May 5, 2020
Huron Glacier Retreat, Livingston Island, Antarctica 2001-2020
Posted by Mauri Pelto
Huron Glacier (H) and Kaliakra Glacier (K) in 2001 and 2020 Landsat images. Extensive retreat at bedrock locations Point A and B with limited retreat at C and D.
Livingston Island, Antarctica is part of the South Shetland Island chain and is primarily covered by glaciers. At the eastern end is Huron Glacier. Huron Glacier and the adjacent Kaliakra Glacier are tidewater outlet glaciers terminating in Moon Bay on the east end of Livingston Island. Molina et al (2007) noted that persistent warming had led to mass loss from 1956-2000 on Johnson and Hurd Glacier further west on the island. Osmanoglu et al (2014) observed the velocity and frontal ablation rates of Livingston Island glaciers. Frontal ablation includes losses from calving and surface melting of the ice face from contact with the ocean and air. They observed that frontal ablation losses were the same magnitude as surface ablation. Huron Glacier had the highest frontal ablation by a significant amount from 2007-2011 and the higest location of velocity at 250 m/year. Here we examine Landsat images from the 2001-2020 period to illustrate the retreat of the glacier fronts in Moon Bay.

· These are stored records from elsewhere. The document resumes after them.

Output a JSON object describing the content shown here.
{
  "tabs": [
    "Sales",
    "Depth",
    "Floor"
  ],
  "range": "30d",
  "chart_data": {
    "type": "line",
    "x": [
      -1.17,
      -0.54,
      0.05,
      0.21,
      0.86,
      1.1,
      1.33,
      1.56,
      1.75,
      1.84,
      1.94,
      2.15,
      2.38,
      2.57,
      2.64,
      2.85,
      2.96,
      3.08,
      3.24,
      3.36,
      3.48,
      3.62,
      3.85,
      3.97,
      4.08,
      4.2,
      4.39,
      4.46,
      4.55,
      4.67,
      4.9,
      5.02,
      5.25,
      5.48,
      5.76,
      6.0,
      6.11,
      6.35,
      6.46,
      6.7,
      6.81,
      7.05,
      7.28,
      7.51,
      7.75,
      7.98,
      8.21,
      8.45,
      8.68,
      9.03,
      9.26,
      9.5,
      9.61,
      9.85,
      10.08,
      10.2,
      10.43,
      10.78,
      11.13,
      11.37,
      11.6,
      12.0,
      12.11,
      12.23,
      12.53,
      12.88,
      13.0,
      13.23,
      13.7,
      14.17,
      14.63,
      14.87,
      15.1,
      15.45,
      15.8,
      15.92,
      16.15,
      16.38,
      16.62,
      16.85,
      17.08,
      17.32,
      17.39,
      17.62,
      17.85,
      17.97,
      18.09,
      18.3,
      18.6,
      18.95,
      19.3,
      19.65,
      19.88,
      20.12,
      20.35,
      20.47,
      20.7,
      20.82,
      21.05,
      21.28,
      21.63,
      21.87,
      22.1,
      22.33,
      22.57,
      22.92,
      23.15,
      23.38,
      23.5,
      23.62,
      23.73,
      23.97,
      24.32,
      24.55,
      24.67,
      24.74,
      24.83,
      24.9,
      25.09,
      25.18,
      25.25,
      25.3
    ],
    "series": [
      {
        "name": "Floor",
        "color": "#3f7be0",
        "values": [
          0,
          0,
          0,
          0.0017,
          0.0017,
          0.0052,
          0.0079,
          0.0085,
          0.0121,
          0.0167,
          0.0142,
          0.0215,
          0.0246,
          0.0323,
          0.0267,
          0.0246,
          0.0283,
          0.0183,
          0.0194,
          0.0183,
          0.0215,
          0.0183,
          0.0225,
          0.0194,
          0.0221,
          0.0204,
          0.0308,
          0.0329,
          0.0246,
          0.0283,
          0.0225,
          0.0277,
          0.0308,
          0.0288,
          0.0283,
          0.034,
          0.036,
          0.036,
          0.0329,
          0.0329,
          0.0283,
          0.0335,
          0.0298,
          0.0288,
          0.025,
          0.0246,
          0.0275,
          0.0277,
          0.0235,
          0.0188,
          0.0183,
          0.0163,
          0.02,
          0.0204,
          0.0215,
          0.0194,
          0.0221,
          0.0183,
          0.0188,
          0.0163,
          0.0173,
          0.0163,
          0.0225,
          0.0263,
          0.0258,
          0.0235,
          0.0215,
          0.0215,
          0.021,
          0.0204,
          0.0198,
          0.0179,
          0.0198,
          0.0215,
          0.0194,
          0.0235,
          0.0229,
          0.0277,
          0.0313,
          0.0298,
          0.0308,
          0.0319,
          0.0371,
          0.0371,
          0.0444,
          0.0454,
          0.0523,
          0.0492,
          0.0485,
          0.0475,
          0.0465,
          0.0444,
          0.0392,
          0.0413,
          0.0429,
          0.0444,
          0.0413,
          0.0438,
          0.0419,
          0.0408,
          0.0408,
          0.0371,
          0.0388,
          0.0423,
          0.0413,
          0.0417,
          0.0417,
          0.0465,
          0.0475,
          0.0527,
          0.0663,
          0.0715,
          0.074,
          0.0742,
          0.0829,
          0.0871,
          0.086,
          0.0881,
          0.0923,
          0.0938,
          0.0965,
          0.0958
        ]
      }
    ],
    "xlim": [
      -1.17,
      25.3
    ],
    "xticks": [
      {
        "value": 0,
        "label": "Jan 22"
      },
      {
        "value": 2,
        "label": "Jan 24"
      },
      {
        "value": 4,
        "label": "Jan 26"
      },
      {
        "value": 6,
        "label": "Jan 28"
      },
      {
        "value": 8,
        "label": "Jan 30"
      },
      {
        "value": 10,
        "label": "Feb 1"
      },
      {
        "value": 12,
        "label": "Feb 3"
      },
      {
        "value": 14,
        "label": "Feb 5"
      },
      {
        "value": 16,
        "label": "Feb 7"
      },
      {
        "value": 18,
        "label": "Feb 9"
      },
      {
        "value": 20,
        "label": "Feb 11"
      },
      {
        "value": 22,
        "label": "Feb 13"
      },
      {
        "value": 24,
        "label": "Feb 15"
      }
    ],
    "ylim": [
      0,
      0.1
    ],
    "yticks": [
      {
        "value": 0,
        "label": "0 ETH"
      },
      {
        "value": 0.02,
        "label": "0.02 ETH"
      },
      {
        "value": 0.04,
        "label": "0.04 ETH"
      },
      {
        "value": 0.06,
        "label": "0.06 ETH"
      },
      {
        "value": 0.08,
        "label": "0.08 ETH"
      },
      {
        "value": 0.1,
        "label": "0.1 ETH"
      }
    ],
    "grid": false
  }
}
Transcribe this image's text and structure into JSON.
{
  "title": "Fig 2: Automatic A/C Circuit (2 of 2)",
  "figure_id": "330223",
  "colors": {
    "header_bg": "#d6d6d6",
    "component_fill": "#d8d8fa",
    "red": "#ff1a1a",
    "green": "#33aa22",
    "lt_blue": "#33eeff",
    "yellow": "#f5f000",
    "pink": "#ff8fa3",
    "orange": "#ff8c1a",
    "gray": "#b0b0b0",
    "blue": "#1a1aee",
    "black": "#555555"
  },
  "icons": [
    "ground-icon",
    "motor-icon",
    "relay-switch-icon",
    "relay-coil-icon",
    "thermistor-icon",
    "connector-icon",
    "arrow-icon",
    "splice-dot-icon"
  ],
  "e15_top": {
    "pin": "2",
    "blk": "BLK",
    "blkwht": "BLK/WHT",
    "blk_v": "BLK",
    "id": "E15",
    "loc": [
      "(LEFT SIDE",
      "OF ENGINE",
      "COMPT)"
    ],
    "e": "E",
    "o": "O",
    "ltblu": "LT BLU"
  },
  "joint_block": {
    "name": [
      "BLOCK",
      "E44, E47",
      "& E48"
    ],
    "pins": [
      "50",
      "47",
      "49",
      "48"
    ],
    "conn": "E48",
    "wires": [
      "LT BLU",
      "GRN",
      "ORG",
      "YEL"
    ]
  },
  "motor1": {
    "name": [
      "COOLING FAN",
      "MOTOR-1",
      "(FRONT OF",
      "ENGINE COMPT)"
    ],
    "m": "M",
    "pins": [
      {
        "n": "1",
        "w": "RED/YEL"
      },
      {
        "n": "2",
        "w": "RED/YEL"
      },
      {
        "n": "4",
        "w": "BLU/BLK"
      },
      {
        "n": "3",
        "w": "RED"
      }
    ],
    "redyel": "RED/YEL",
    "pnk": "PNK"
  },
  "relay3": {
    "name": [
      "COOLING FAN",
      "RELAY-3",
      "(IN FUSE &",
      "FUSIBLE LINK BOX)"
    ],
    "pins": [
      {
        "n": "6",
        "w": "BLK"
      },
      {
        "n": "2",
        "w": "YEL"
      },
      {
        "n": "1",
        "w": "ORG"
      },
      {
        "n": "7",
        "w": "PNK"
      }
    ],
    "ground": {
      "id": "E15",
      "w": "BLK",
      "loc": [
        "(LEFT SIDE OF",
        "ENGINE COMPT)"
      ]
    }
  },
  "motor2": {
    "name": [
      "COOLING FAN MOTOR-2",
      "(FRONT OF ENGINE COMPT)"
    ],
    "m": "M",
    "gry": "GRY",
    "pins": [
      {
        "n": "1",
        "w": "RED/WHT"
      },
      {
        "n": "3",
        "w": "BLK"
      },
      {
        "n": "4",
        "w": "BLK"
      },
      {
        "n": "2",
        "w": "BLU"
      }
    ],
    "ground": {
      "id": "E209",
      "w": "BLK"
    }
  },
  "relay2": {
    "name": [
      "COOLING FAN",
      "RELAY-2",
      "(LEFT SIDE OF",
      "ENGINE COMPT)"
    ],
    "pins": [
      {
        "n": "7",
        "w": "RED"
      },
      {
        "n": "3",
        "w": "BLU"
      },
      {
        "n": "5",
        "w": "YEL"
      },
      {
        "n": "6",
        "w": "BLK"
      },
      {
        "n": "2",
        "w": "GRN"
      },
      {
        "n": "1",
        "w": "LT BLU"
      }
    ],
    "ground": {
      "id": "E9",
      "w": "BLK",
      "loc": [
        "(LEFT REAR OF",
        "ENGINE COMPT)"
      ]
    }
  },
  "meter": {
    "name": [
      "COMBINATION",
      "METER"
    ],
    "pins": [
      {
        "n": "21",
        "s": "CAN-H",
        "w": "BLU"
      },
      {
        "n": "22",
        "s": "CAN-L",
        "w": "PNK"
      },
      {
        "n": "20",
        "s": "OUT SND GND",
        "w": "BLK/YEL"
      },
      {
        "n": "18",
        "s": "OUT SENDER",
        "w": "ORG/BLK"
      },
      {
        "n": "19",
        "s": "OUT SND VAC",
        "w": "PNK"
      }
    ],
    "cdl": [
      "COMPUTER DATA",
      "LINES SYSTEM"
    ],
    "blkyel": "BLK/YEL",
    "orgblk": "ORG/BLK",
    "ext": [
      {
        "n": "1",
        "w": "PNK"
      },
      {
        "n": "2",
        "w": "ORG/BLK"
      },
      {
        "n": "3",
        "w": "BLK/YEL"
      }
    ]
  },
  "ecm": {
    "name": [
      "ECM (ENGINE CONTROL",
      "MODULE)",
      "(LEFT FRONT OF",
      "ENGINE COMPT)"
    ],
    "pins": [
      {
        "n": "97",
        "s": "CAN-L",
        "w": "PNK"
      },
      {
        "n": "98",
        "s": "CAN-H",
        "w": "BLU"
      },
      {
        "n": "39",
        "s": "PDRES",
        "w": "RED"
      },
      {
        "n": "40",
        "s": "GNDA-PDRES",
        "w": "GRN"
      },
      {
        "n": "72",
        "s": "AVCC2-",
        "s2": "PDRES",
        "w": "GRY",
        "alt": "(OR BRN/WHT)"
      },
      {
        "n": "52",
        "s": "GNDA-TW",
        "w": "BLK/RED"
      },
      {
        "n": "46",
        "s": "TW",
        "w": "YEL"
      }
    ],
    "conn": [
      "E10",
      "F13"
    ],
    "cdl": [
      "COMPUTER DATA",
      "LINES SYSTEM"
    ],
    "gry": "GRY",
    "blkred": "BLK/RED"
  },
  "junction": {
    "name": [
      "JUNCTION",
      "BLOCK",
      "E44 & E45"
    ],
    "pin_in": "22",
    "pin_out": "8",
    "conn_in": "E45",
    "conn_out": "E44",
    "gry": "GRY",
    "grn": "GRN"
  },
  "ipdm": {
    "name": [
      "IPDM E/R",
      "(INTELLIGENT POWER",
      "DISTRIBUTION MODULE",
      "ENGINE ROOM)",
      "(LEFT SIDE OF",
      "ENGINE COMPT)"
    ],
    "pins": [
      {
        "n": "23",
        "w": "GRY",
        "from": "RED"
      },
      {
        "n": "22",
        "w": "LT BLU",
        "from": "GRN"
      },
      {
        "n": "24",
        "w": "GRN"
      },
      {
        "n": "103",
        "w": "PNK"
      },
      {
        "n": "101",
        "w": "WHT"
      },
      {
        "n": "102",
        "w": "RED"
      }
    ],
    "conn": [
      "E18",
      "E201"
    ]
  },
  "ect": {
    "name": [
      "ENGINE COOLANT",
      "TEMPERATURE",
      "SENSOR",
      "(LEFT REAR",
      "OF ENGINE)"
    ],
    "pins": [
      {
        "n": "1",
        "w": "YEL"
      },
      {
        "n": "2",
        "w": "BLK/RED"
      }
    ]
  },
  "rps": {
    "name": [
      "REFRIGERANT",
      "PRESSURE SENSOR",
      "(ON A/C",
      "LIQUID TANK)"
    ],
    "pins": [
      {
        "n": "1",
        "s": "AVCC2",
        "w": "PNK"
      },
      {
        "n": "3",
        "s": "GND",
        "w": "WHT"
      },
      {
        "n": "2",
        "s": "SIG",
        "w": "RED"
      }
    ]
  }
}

In 2001 the icefront is 3 km beyond Point A a bedrock knob at the end of a ridge, 3.5 km beyond Point B also bedrock at the end of a ridge, 1800 m beyond Point C and 1500 m beyond Point D. Snowcover extends to the ice front. In 2004 there is not a significant change in the ice front position and snowcover again extends to the ice front. By 2015 the ice front has retreated to within 1 km of Point A. In March 2018 there is evident ablation in the lowest reaches of Huron Glacier. In February 2020 the ice front has retreated to the bedrock knob at Point A , a 3000 m retreat since 2004. The ice front is 2 km from the bedrock ridge at Point B, a 1500 m retreat since 2004. The ice front retreat on the north side of Kaliakra at Point C has retreated 400 m since 2004. Retreat on the south margin of Huron Glacier at Point D has retreated 500 m. Surface melting is also evident in 2020 from Point B to the ice front, with a lateral moraine exposed as was the case in 2018. The 2020 melt season featured record high temperatures in this region of Antarctica leading to high surface melt, such as at Eagle Island Ice Cap. Surface melt on Livingston Island is less extensive than on the Warsaw Icefield on King George Island (Petlicki et al, 2017). Retreat of Huron Glacier has been more rapid than on other glacier fronts on Livingston Island this is reflective of the higher frontal ablation rate, which is significantly due to its high velocity. Osmanoglu et al (2014) note a significant summer velocity increase on Livingston Island glaciers, will increased melt enhance basal water pressure and velocity or lead to a more mature drainage reducing basal water pressure limiting summer velocity increases? The retreat of the calving front is similar to that of Endurance Glacier on Elephant Island.
Huron Glacier (H) and Kaliakra Glacier (K) in 2004 Landsat image and 2015 Landsat image based contour map from Antarctic REMA Explorer.
Huron Glacier (H) and Kaliakra Glacier (K) in 2018 Landsat image portrayed in Antarctic REMA, note surface melt and lateral moraine material near Point A and B.